L’ambassadrice d’Italie en France convoquée au ministère Français des affaires étrangères

©L’ambassadrice d’Italie en France

L’ambassadrice d’Italie à Paris a été convoquée hier lundi 21 janvier 2019, au ministère des Affaires étrangères suite à des propos « inacceptables » tenus par le vice-président du Conseil italien, Luigi Di Maio   accusant la France « d’appauvrir l’Afrique » et d’aggraver la crise migratoire.
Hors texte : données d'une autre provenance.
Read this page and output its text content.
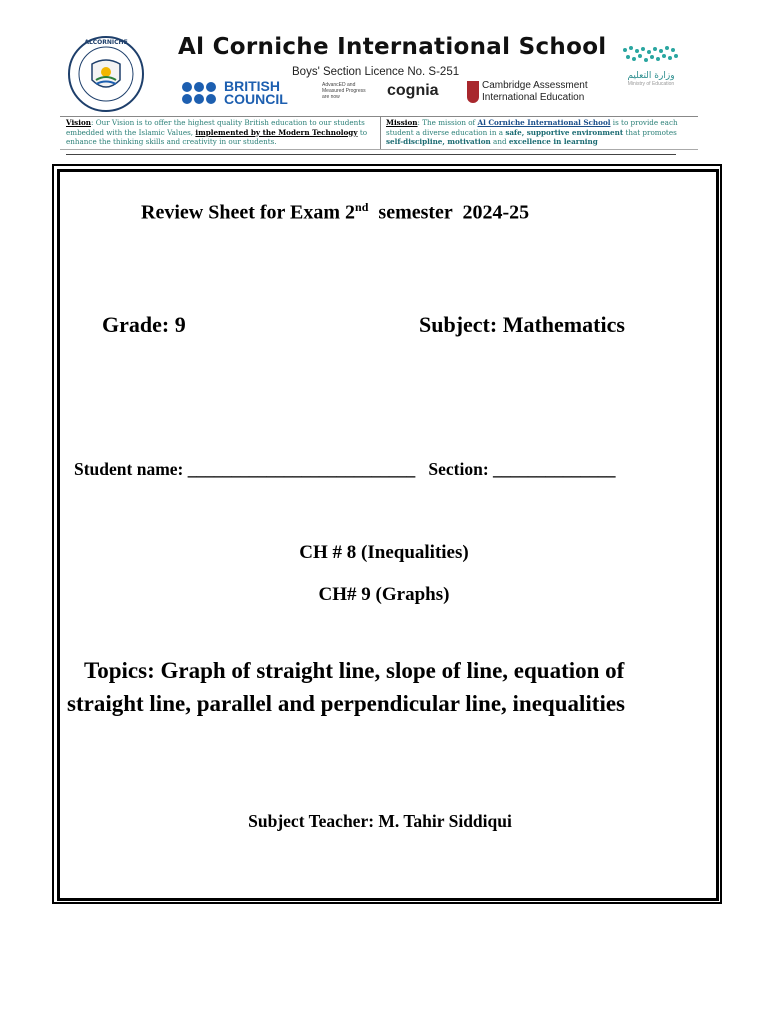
ALCORNICHE Al Corniche International School
Boys' Section Licence No. S-251
BRITISH COUNCIL
AdvancED and Measured Progress are now	cognia	Cambridge Assessment International Education
وزارة التعليم
Ministry of Education
Vision: Our Vision is to offer the highest quality British education to our students embedded with the Islamic Values, implemented by the Modern Technology to enhance the thinking skills and creativity in our students.
Mission: The mission of Al Corniche International School is to provide each student a diverse education in a safe, supportive environment that promotes self-discipline, motivation and excellence in learning
Review Sheet for Exam 2nd  semester  2024-25
Grade: 9	Subject: Mathematics
Student name: __________________________   Section: ______________
CH # 8 (Inequalities)
CH# 9 (Graphs)
Topics: Graph of straight line, slope of line, equation of
straight line, parallel and perpendicular line, inequalities
Subject Teacher: M. Tahir Siddiqui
Depuis l’arrivée au pouvoir de l’extrême droite, alliée aux antisystèmes en Italie en juin 2018, les relations entre Paris et Rome sont profondément tendues.

« Le directeur de cabinet de la ministre chargée des Affaires européennes, Nathalie Loiseau, a convoqué l’ambassadrice d’Italie à la suite des propos inacceptables et sans objet tenus par des autorités italiennes hier », a-t-on révélé au cabinet de la ministre.

Pour la question migratoire, Luigi Di Maio a souhaité que   l’union Européenne sanctionne des pays qui sont à l’origine du drame des migrants en méditerranée en les « faisant partir » du continent Africain.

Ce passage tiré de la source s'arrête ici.